UP by miranfoto, on Flickr


----------



## Designer (Aug 26, 2014)

I chuckled.


----------



## pthrift (Aug 26, 2014)

I like it! Lol. But the trees are crooked. And the sky is overblown. And <insert other picky cc here>

Sent from my Samsung Galaxy S4. probably at work.


----------



## tirediron (Aug 26, 2014)

Needs fill light!


----------



## pgriz (Aug 26, 2014)

That hamster's got a way with light.  Diffuse, and sharp, soft and hard shadows...


----------



## limr (Aug 26, 2014)

Poof's Great Adventure!


----------



## mishele (Aug 26, 2014)

YES!!! lol


----------



## snerd (Aug 26, 2014)

Poor Poof!!!


----------



## hamlet (Aug 27, 2014)

Thanks everyone. Our budget was $200 million to make this work possible. I would like to thank Pixar, Disney, my parents, the guy who made lord of the rings.
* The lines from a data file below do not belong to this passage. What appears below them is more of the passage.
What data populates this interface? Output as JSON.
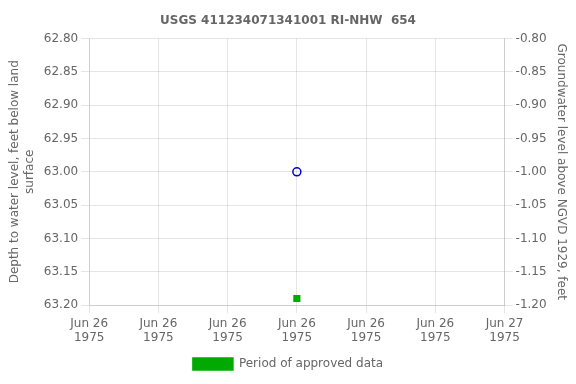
{
  "chart_data": {
    "type": "scatter",
    "title": "USGS 411234071341001 RI-NHW  654",
    "x": [
      3.0
    ],
    "series": [
      {
        "color": "#0000cc",
        "marker": "open_circle",
        "values": [
          63.0
        ]
      },
      {
        "name": "Period of approved data",
        "color": "#00aa00",
        "marker": "square",
        "values": [
          63.19
        ]
      }
    ],
    "xlim": [
      0,
      6
    ],
    "xticks": [
      {
        "value": 0,
        "label": "Jun 26\n1975"
      },
      {
        "value": 1,
        "label": "Jun 26\n1975"
      },
      {
        "value": 2,
        "label": "Jun 26\n1975"
      },
      {
        "value": 3,
        "label": "Jun 26\n1975"
      },
      {
        "value": 4,
        "label": "Jun 26\n1975"
      },
      {
        "value": 5,
        "label": "Jun 26\n1975"
      },
      {
        "value": 6,
        "label": "Jun 27\n1975"
      }
    ],
    "ylim": [
      63.2,
      62.8
    ],
    "yticks": [
      {
        "value": 62.8,
        "label": "62.80"
      },
      {
        "value": 62.85,
        "label": "62.85"
      },
      {
        "value": 62.9,
        "label": "62.90"
      },
      {
        "value": 62.95,
        "label": "62.95"
      },
      {
        "value": 63.0,
        "label": "63.00"
      },
      {
        "value": 63.05,
        "label": "63.05"
      },
      {
        "value": 63.1,
        "label": "63.10"
      },
      {
        "value": 63.15,
        "label": "63.15"
      },
      {
        "value": 63.2,
        "label": "63.20"
      }
    ],
    "y2lim": [
      -1.2,
      -0.8
    ],
    "y2ticks": [
      {
        "value": -0.8,
        "label": "-0.80"
      },
      {
        "value": -0.85,
        "label": "-0.85"
      },
      {
        "value": -0.9,
        "label": "-0.90"
      },
      {
        "value": -0.95,
        "label": "-0.95"
      },
      {
        "value": -1.0,
        "label": "-1.00"
      },
      {
        "value": -1.05,
        "label": "-1.05"
      },
      {
        "value": -1.1,
        "label": "-1.10"
      },
      {
        "value": -1.15,
        "label": "-1.15"
      },
      {
        "value": -1.2,
        "label": "-1.20"
      }
    ],
    "ylabel": "Depth to water level, feet below land\nsurface",
    "y2label": "Groundwater level above NGVD 1929, feet",
    "grid": true,
    "legend": "bottom"
  }
}
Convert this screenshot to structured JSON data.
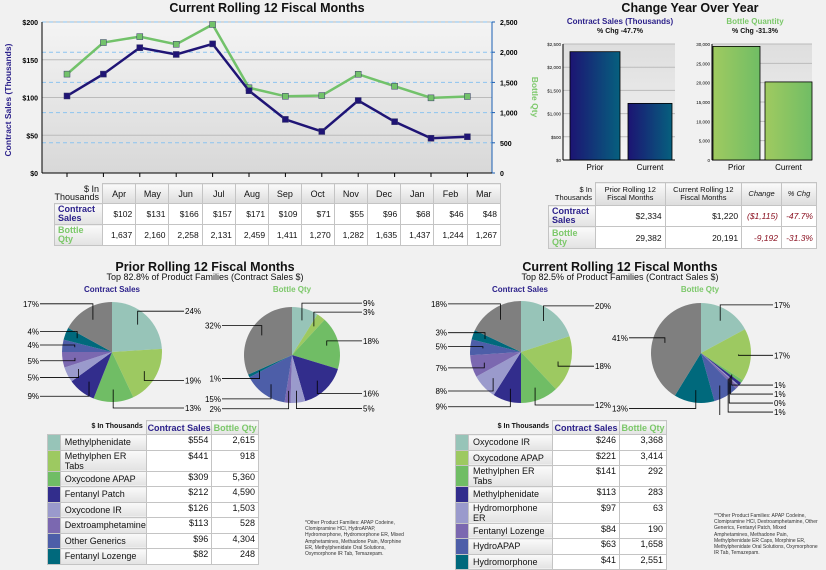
{
  "line_section": {
    "title": "Current Rolling 12 Fiscal Months",
    "y_left_label": "Contract Sales (Thousands)",
    "y_right_label": "Bottle Qty",
    "table": {
      "corner": "$ In Thousands",
      "months": [
        "Apr",
        "May",
        "Jun",
        "Jul",
        "Aug",
        "Sep",
        "Oct",
        "Nov",
        "Dec",
        "Jan",
        "Feb",
        "Mar"
      ],
      "rows": [
        {
          "label": "Contract Sales",
          "values": [
            "$102",
            "$131",
            "$166",
            "$157",
            "$171",
            "$109",
            "$71",
            "$55",
            "$96",
            "$68",
            "$46",
            "$48"
          ]
        },
        {
          "label": "Bottle Qty",
          "values": [
            "1,637",
            "2,160",
            "2,258",
            "2,131",
            "2,459",
            "1,411",
            "1,270",
            "1,282",
            "1,635",
            "1,437",
            "1,244",
            "1,267"
          ]
        }
      ]
    }
  },
  "yoy_section": {
    "title": "Change Year Over Year",
    "contract_title": "Contract Sales (Thousands)",
    "contract_pct": "% Chg -47.7%",
    "bottle_title": "Bottle Quantity",
    "bottle_pct": "% Chg -31.3%",
    "table": {
      "corner": "$ In Thousands",
      "headers": [
        "Prior Rolling 12 Fiscal Months",
        "Current Rolling 12 Fiscal Months",
        "Change",
        "% Chg"
      ],
      "rows": [
        {
          "label": "Contract Sales",
          "prior": "$2,334",
          "current": "$1,220",
          "change": "($1,115)",
          "pct": "-47.7%"
        },
        {
          "label": "Bottle Qty",
          "prior": "29,382",
          "current": "20,191",
          "change": "-9,192",
          "pct": "-31.3%"
        }
      ]
    }
  },
  "prior_section": {
    "title": "Prior Rolling 12 Fiscal Months",
    "subtitle": "Top 82.8% of Product Families (Contract Sales $)",
    "contract_label": "Contract Sales",
    "bottle_label": "Bottle Qty",
    "table": {
      "corner": "$ In Thousands",
      "col1": "Contract Sales",
      "col2": "Bottle Qty",
      "rows": [
        {
          "name": "Methylphenidate",
          "sales": "$554",
          "qty": "2,615"
        },
        {
          "name": "Methylphen ER Tabs",
          "sales": "$441",
          "qty": "918"
        },
        {
          "name": "Oxycodone APAP",
          "sales": "$309",
          "qty": "5,360"
        },
        {
          "name": "Fentanyl Patch",
          "sales": "$212",
          "qty": "4,590"
        },
        {
          "name": "Oxycodone IR",
          "sales": "$126",
          "qty": "1,503"
        },
        {
          "name": "Dextroamphetamine",
          "sales": "$113",
          "qty": "528"
        },
        {
          "name": "Other Generics",
          "sales": "$96",
          "qty": "4,304"
        },
        {
          "name": "Fentanyl Lozenge",
          "sales": "$82",
          "qty": "248"
        }
      ]
    },
    "footnote": "*Other Product Families: APAP Codeine, Clomipramine HCl, HydroAPAP, Hydromorphone, Hydromorphone ER, Mixed Amphetamines, Methadone Pain, Morphine ER, Methylphenidate Oral Solutions, Oxymorphone IR Tab, Temazepam."
  },
  "current_section": {
    "title": "Current Rolling 12 Fiscal Months",
    "subtitle": "Top 82.5% of Product Families (Contract Sales $)",
    "contract_label": "Contract Sales",
    "bottle_label": "Bottle Qty",
    "table": {
      "corner": "$ In Thousands",
      "col1": "Contract Sales",
      "col2": "Bottle Qty",
      "rows": [
        {
          "name": "Oxycodone IR",
          "sales": "$246",
          "qty": "3,368"
        },
        {
          "name": "Oxycodone APAP",
          "sales": "$221",
          "qty": "3,414"
        },
        {
          "name": "Methylphen ER Tabs",
          "sales": "$141",
          "qty": "292"
        },
        {
          "name": "Methylphenidate",
          "sales": "$113",
          "qty": "283"
        },
        {
          "name": "Hydromorphone ER",
          "sales": "$97",
          "qty": "63"
        },
        {
          "name": "Fentanyl Lozenge",
          "sales": "$84",
          "qty": "190"
        },
        {
          "name": "HydroAPAP",
          "sales": "$63",
          "qty": "1,658"
        },
        {
          "name": "Hydromorphone",
          "sales": "$41",
          "qty": "2,551"
        }
      ]
    },
    "footnote": "**Other Product Families: APAP Codeine, Clomipramine HCl, Dextroamphetamine, Other Generics, Fentanyl Patch, Mixed Amphetamines, Methadone Pain, Methylphenidate ER Caps, Morphine ER, Methylphenidate Oral Solutions, Oxymorphone IR Tab, Temazepam."
  },
  "colors": {
    "navy": "#1f1475",
    "green": "#72c26a",
    "slices": [
      "#97c4b8",
      "#9dc961",
      "#70bd65",
      "#322d8c",
      "#9a9acc",
      "#7b68b0",
      "#4d5ea8",
      "#00697c",
      "#7f7f7f"
    ]
  },
  "chart_data": [
    {
      "type": "line",
      "title": "Current Rolling 12 Fiscal Months",
      "categories": [
        "Apr",
        "May",
        "Jun",
        "Jul",
        "Aug",
        "Sep",
        "Oct",
        "Nov",
        "Dec",
        "Jan",
        "Feb",
        "Mar"
      ],
      "ylabel": "Contract Sales (Thousands)",
      "y2label": "Bottle Qty",
      "ylim": [
        0,
        200
      ],
      "y2lim": [
        0,
        2500
      ],
      "yticks": [
        "$0",
        "$50",
        "$100",
        "$150",
        "$200"
      ],
      "y2ticks": [
        "0",
        "500",
        "1,000",
        "1,500",
        "2,000",
        "2,500"
      ],
      "series": [
        {
          "name": "Contract Sales",
          "axis": "left",
          "color": "#1f1475",
          "values": [
            102,
            131,
            166,
            157,
            171,
            109,
            71,
            55,
            96,
            68,
            46,
            48
          ]
        },
        {
          "name": "Bottle Qty",
          "axis": "right",
          "color": "#72c26a",
          "values": [
            1637,
            2160,
            2258,
            2131,
            2459,
            1411,
            1270,
            1282,
            1635,
            1437,
            1244,
            1267
          ]
        }
      ],
      "grid": true
    },
    {
      "type": "bar",
      "title": "Contract Sales (Thousands)",
      "categories": [
        "Prior",
        "Current"
      ],
      "values": [
        2334,
        1220
      ],
      "ylim": [
        0,
        2500
      ],
      "yticks": [
        "$0",
        "$500",
        "$1,000",
        "$1,500",
        "$2,000",
        "$2,500"
      ]
    },
    {
      "type": "bar",
      "title": "Bottle Quantity",
      "categories": [
        "Prior",
        "Current"
      ],
      "values": [
        29382,
        20191
      ],
      "ylim": [
        0,
        30000
      ],
      "yticks": [
        "0",
        "5,000",
        "10,000",
        "15,000",
        "20,000",
        "25,000",
        "30,000"
      ]
    },
    {
      "type": "pie",
      "title": "Contract Sales",
      "values": [
        24,
        19,
        13,
        9,
        5,
        5,
        4,
        4,
        17
      ],
      "labels": [
        "24%",
        "19%",
        "13%",
        "9%",
        "5%",
        "5%",
        "4%",
        "4%",
        "17%"
      ]
    },
    {
      "type": "pie",
      "title": "Bottle Qty",
      "values": [
        9,
        3,
        18,
        16,
        5,
        2,
        15,
        1,
        32
      ],
      "labels": [
        "9%",
        "3%",
        "18%",
        "16%",
        "5%",
        "2%",
        "15%",
        "1%",
        "32%"
      ]
    },
    {
      "type": "pie",
      "title": "Contract Sales",
      "values": [
        20,
        18,
        12,
        9,
        8,
        7,
        5,
        3,
        18
      ],
      "labels": [
        "20%",
        "18%",
        "12%",
        "9%",
        "8%",
        "7%",
        "5%",
        "3%",
        "18%"
      ]
    },
    {
      "type": "pie",
      "title": "Bottle Qty",
      "values": [
        17,
        17,
        1,
        1,
        0.4,
        1,
        8,
        13,
        41
      ],
      "labels": [
        "17%",
        "17%",
        "1%",
        "1%",
        "0%",
        "1%",
        "8%",
        "13%",
        "41%"
      ]
    }
  ]
}
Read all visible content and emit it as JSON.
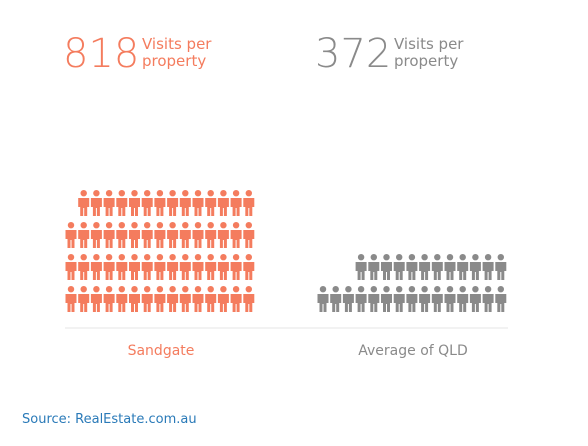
{
  "chart_data": {
    "type": "pictograph",
    "items": [
      {
        "value": 818,
        "unit_label": "Visits per property",
        "name": "Sandgate",
        "color": "#f47c5e"
      },
      {
        "value": 372,
        "unit_label": "Visits per property",
        "name": "Average of QLD",
        "color": "#8a8a8a"
      }
    ]
  },
  "source": "Source: RealEstate.com.au"
}
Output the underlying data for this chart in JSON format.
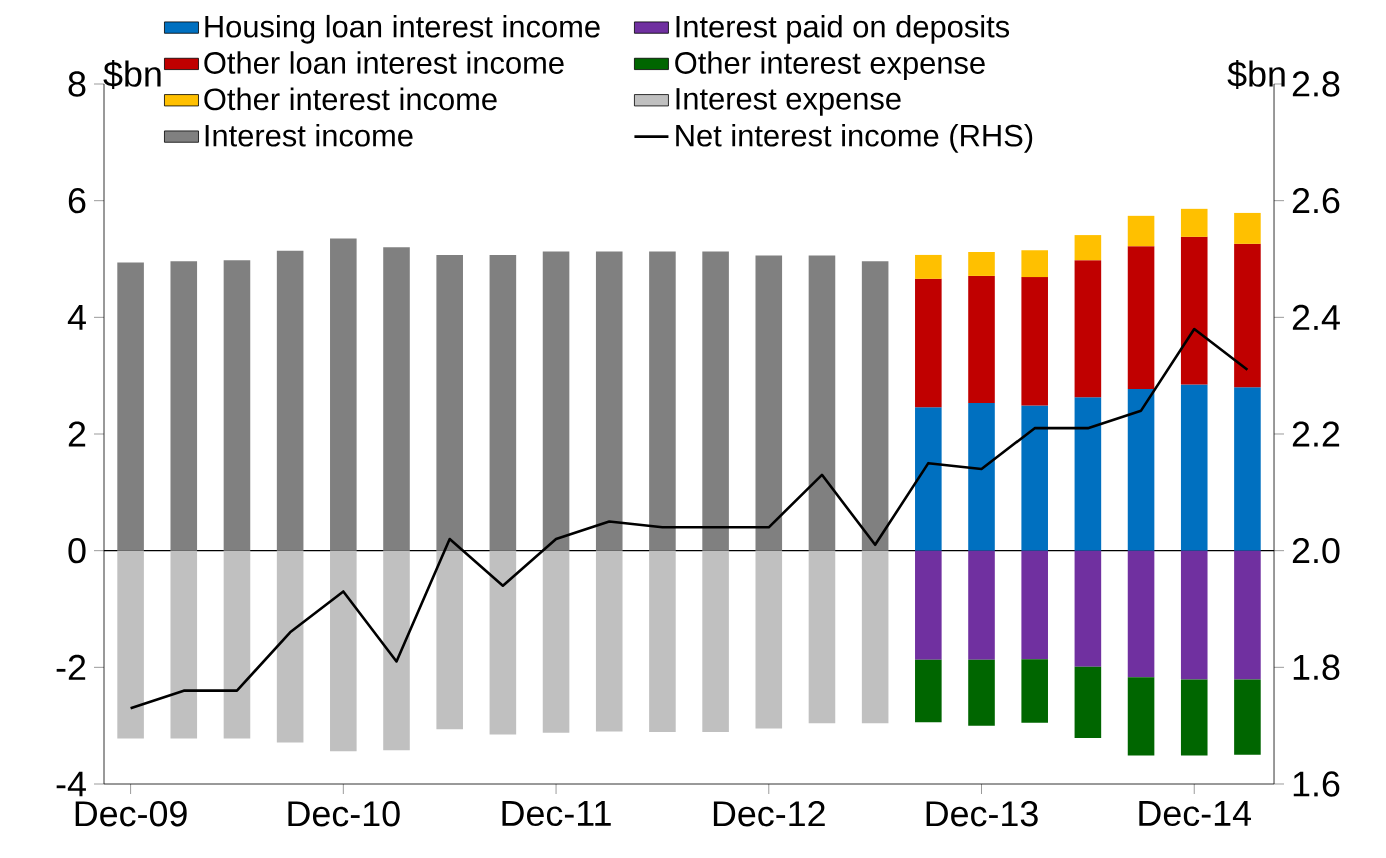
{
  "chart_data": {
    "type": "bar",
    "stacked": true,
    "legend": "top",
    "ylabel": "$bn",
    "y2label": "$bn",
    "categories": [
      "Dec-09",
      null,
      null,
      null,
      "Dec-10",
      null,
      null,
      null,
      "Dec-11",
      null,
      null,
      null,
      "Dec-12",
      null,
      null,
      null,
      "Dec-13",
      null,
      null,
      null,
      "Dec-14",
      null
    ],
    "ylim": [
      -4,
      8
    ],
    "yticks": [
      -4,
      -2,
      0,
      2,
      4,
      6,
      8
    ],
    "y2lim": [
      1.6,
      2.8
    ],
    "y2ticks": [
      1.6,
      1.8,
      {
        "value": 2.0,
        "label": "2.0"
      },
      2.2,
      2.4,
      2.6,
      2.8
    ],
    "series": [
      {
        "name": "Housing loan interest income",
        "color": "#0070c0",
        "values": [
          null,
          null,
          null,
          null,
          null,
          null,
          null,
          null,
          null,
          null,
          null,
          null,
          null,
          null,
          null,
          2.46,
          2.53,
          2.49,
          2.63,
          2.77,
          2.85,
          2.8
        ]
      },
      {
        "name": "Interest paid on deposits",
        "color": "#7030a0",
        "values": [
          null,
          null,
          null,
          null,
          null,
          null,
          null,
          null,
          null,
          null,
          null,
          null,
          null,
          null,
          null,
          -1.87,
          -1.87,
          -1.86,
          -1.99,
          -2.17,
          -2.21,
          -2.21
        ]
      },
      {
        "name": "Other loan interest income",
        "color": "#c00000",
        "values": [
          null,
          null,
          null,
          null,
          null,
          null,
          null,
          null,
          null,
          null,
          null,
          null,
          null,
          null,
          null,
          2.2,
          2.18,
          2.2,
          2.35,
          2.45,
          2.53,
          2.46
        ]
      },
      {
        "name": "Other interest expense",
        "color": "#006600",
        "values": [
          null,
          null,
          null,
          null,
          null,
          null,
          null,
          null,
          null,
          null,
          null,
          null,
          null,
          null,
          null,
          -1.07,
          -1.13,
          -1.09,
          -1.22,
          -1.34,
          -1.3,
          -1.29
        ]
      },
      {
        "name": "Other interest income",
        "color": "#ffc000",
        "values": [
          null,
          null,
          null,
          null,
          null,
          null,
          null,
          null,
          null,
          null,
          null,
          null,
          null,
          null,
          null,
          0.41,
          0.41,
          0.46,
          0.43,
          0.52,
          0.48,
          0.53
        ]
      },
      {
        "name": "Interest expense",
        "color": "#c0c0c0",
        "values": [
          -3.22,
          -3.22,
          -3.22,
          -3.29,
          -3.44,
          -3.42,
          -3.06,
          -3.15,
          -3.12,
          -3.1,
          -3.11,
          -3.11,
          -3.05,
          -2.96,
          -2.96,
          null,
          null,
          null,
          null,
          null,
          null,
          null
        ]
      },
      {
        "name": "Interest income",
        "color": "#808080",
        "values": [
          4.94,
          4.96,
          4.98,
          5.14,
          5.35,
          5.2,
          5.07,
          5.07,
          5.13,
          5.13,
          5.13,
          5.13,
          5.06,
          5.06,
          4.96,
          null,
          null,
          null,
          null,
          null,
          null,
          null
        ]
      },
      {
        "name": "Net interest income (RHS)",
        "color": "#000000",
        "type": "line",
        "axis": "y2",
        "values": [
          1.73,
          1.76,
          1.76,
          1.86,
          1.93,
          1.81,
          2.02,
          1.94,
          2.02,
          2.05,
          2.04,
          2.04,
          2.04,
          2.13,
          2.01,
          2.15,
          2.14,
          2.21,
          2.21,
          2.24,
          2.38,
          2.31
        ]
      }
    ]
  }
}
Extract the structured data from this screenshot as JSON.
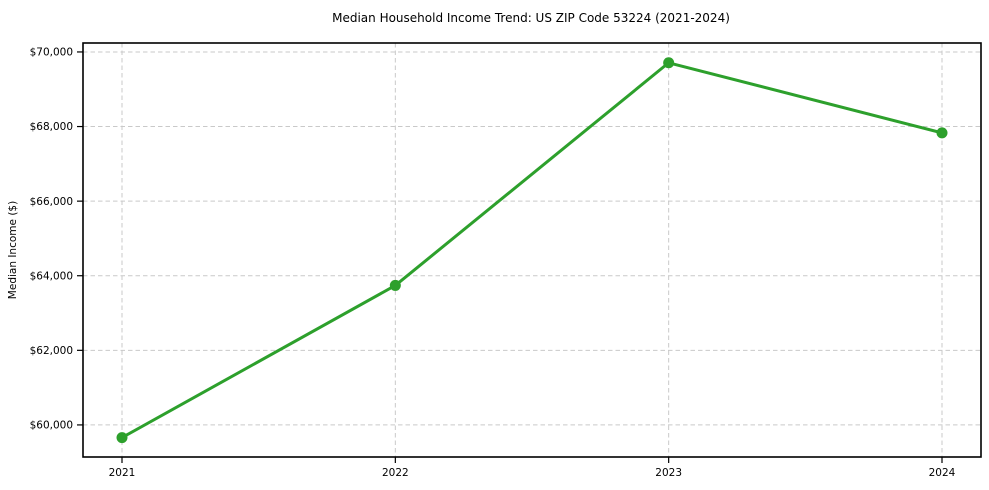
{
  "chart_data": {
    "type": "line",
    "title": "Median Household Income Trend: US ZIP Code 53224 (2021-2024)",
    "xlabel": "",
    "ylabel": "Median Income ($)",
    "categories": [
      "2021",
      "2022",
      "2023",
      "2024"
    ],
    "x": [
      2021,
      2022,
      2023,
      2024
    ],
    "series": [
      {
        "name": "Median Household Income",
        "values": [
          59660,
          63740,
          69710,
          67830
        ]
      }
    ],
    "ylim": [
      59140,
      70240
    ],
    "yticks": [
      60000,
      62000,
      64000,
      66000,
      68000,
      70000
    ],
    "ytick_labels": [
      "$60,000",
      "$62,000",
      "$64,000",
      "$66,000",
      "$68,000",
      "$70,000"
    ],
    "grid": true,
    "grid_style": "dashed",
    "legend": "none",
    "line_color": "#2da02c",
    "marker_color": "#2da02c",
    "grid_color": "#c9c9c9",
    "spine_color": "#000000"
  }
}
Thank you for believing in me!


----------



## pgriz (Aug 27, 2014)

So your costs were....  $20 for the balloons, $5 for the "spaceship", and at least $20 of hamster treats (bribes).  That leaves you with a little pocket change of about $199,999,955 to spend on post-launch celebrations and rest-and-recuperation activities.  I think you can afford your lenses now.  Heck, you can afford a separate body for each of your lenses.  And while you're at it, a personal minion to carry each camera/lens combination.  :mrgreen:


----------



## annamaria (Aug 27, 2014)

I want a ride too!!!  Cute critter.


----------



## oldhippy (Aug 27, 2014)

I take that no hamsters were hurt in this.  The ASPCA


----------



## hamlet (Aug 28, 2014)

spanishgirleyes said:


> I want a ride too!!!  Cute critter.



There you go:


----------



## annamaria (Aug 28, 2014)

hamlet said:


> There you go:



I laughed sooooo hard!!! Awesome.  Thanks for the ride, best flight ever !!!


----------